Yep, I had a doc tell me that as soon as I had a kid it would change my hormonal profile and the headaches would likely stop. Well, F**k that, said I (being around 20 at the time and not remotely ready for kidz). Mind you, I had suffered from classic migraines (aura preceding onset, light/sound sensitivity, 24-48 hour duration, puking- the works) since I was something like 11 years old, so we’re talking a number of years here. My grandmother also had them, so I suspect it was genetic.
Anyhoo, long story short (or long as the case may be)- when I did eventually have the kid at age 26, the migraines stopped. Just like the doctor said (pissed me off too, because I really hated him being right about that).
So, I don’t think my solution will work for you. While I have had numerous other health problems over the years (fibromyalgia – now THERE’S some fun for ya), I never had any more migraine headaches after the birth of my first child. And glad to never have to go through that hell again. I feel for you kiddo.
celticgirl: You’re right, that’s not gonna work for me.
I’m glad it worked for you, even if it does mean your smug doctor was right. (I always hate that.)
I’ve discovered that having bits of me surgically removed seems to help, though, possibly only because they seem to like to do it while stuffing me to the gills with morphine. It seems to break up the cycles. I’m making a list of organs I can do without, now. I still have that appendix, after all.
Actually, I have a new neurologist, so it might get better. She’s got a bunch of new ideas, and she didn’t even ask me if I’d tried aspirin yet!
Consider me greatly encouraged.
Sidhe, nanoons are more vicious than bonobos, and thus, more likely to bite the extended Phelps klan when set loose, though I like Timmah420’s idea to dose them with PCP first. We can put it in the raisin-bran muffins, thus insuring that they’ll be totally apeshit.
Jeeze–“nanoons!” Baboons. Sheesh, I’m not that blind, yet.
It gave me a happy moment, Marq, imagining a cage full of tiny hopped up Crazy Dolphin Ladies screaming incoherent things about Reagan and gleefully abusing themselves as some minister performs the rituals to make sure Mr Phelps stays buried.
I think we should also be throwing about 6 different kinds of erectile difficulty medication into the cocktail.
*evil laugh*
Aah, hell–nuke the funeral from orbit. It’s the only way to be sure.

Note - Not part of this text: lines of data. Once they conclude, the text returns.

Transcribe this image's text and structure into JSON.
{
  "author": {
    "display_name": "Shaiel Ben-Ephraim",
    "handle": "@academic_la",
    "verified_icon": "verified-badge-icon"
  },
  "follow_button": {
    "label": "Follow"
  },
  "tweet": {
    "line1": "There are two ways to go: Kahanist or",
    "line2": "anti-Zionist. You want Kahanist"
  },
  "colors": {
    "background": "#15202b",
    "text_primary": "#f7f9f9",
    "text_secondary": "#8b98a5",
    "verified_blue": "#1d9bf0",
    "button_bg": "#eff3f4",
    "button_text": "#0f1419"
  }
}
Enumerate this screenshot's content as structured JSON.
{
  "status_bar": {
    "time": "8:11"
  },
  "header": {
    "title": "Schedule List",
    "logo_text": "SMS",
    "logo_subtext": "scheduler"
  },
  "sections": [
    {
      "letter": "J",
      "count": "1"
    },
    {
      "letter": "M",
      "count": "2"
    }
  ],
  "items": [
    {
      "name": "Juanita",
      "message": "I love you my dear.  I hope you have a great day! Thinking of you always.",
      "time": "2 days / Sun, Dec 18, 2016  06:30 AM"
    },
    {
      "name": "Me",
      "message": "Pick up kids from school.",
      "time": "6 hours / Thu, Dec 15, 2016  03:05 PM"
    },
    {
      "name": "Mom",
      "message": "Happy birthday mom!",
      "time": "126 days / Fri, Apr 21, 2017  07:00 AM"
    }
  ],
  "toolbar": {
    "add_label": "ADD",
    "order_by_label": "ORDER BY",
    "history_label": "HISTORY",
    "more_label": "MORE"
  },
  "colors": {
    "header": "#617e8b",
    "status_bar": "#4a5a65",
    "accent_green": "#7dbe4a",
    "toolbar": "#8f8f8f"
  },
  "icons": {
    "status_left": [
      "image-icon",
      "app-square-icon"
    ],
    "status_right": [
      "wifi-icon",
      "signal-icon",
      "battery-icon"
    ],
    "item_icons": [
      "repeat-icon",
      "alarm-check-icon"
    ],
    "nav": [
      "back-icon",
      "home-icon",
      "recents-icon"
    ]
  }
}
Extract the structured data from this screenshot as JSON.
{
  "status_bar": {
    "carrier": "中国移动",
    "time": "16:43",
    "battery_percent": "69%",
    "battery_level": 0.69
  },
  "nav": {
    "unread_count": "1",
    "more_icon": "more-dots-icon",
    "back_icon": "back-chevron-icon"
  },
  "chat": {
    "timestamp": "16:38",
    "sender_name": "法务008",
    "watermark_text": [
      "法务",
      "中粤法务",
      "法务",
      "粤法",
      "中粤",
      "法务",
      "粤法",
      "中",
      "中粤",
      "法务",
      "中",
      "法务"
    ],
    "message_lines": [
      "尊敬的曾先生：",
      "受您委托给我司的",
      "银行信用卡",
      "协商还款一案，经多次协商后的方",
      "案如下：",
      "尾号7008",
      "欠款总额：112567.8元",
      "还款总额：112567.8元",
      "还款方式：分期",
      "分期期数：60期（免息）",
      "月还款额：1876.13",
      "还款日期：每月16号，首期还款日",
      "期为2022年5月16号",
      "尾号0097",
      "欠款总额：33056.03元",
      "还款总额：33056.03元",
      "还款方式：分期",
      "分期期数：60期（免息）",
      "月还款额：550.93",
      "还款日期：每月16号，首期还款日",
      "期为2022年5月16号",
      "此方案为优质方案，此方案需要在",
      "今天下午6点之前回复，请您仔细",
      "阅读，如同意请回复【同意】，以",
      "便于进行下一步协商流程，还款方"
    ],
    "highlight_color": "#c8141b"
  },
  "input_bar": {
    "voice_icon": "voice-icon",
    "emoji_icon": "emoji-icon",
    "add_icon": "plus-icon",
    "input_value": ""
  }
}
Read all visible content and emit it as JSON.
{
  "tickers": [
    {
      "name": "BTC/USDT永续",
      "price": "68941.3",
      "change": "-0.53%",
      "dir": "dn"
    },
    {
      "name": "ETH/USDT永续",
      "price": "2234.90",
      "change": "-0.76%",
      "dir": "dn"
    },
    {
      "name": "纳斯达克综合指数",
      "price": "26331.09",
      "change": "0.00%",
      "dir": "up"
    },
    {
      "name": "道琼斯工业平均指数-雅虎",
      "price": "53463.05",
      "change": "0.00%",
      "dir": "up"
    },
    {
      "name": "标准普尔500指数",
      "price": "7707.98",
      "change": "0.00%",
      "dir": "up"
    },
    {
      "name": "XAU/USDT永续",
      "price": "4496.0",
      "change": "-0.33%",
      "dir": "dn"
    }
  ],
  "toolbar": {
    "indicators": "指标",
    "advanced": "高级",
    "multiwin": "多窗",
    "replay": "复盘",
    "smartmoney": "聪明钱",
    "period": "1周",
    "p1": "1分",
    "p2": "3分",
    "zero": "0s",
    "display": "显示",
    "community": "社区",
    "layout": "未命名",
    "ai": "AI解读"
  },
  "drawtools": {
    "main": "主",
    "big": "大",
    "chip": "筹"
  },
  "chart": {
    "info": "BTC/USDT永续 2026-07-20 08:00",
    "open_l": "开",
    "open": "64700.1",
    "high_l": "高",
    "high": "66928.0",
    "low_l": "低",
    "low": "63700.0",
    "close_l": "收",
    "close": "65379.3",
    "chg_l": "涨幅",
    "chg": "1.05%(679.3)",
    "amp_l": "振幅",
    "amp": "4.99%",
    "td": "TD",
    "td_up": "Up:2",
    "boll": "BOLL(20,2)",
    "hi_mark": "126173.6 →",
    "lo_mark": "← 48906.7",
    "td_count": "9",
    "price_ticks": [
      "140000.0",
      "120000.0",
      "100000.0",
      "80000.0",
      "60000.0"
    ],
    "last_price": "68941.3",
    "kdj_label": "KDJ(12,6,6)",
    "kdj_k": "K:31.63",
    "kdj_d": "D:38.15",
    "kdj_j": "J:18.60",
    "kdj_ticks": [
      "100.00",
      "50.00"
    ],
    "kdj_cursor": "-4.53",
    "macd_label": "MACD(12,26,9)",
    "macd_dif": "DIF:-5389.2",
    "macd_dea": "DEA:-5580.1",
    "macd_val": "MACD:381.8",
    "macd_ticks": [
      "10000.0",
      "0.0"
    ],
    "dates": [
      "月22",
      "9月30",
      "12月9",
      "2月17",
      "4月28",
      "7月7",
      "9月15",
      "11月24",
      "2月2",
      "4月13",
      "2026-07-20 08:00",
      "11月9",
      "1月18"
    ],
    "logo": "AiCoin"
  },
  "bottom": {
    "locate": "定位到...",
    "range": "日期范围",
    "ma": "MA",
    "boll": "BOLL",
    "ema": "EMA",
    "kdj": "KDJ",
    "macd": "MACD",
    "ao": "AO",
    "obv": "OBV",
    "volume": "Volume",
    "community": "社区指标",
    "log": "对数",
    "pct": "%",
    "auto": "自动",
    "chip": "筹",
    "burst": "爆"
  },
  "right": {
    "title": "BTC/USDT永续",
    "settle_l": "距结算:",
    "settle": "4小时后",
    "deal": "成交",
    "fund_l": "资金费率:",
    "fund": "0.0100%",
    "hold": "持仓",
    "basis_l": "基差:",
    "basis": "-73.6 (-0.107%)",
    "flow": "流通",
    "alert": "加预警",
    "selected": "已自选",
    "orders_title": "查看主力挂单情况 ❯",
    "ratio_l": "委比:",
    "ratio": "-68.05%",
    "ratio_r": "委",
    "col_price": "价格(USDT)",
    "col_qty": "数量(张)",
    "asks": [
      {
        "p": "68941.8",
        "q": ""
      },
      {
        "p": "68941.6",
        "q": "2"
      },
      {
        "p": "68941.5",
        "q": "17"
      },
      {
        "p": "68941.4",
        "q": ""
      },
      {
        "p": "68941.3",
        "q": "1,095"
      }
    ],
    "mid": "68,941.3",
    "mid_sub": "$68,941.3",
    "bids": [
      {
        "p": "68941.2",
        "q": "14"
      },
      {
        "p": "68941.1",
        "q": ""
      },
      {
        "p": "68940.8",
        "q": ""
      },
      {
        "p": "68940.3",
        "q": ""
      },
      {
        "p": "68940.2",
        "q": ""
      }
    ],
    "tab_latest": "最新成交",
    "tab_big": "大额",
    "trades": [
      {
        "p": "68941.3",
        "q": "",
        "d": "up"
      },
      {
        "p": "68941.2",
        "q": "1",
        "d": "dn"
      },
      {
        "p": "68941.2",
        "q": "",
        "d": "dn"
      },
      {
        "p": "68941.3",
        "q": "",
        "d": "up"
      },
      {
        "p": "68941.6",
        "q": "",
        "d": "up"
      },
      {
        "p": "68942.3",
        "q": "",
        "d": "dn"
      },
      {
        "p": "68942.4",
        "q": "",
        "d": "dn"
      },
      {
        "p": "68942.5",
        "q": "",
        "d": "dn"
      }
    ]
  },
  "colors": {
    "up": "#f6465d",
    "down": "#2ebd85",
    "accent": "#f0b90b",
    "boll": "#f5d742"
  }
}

And, jeepers, I didn’t even see what my typo could imply. Terrifying! That halfway makes me want to join Shrub in his stupid “Science is scary–let’s ban it!” stance*.
*OK, not so much.
And, Timmah, yes, good suggestion. In fact, the only way to improve it would be to add a well-Cialised Scott Stapp to the baboon troupe, and put a lot of crystal meth in the bran muffins, too. As Milk & Cheese often say, “Everybody, get drunk and RIOT!”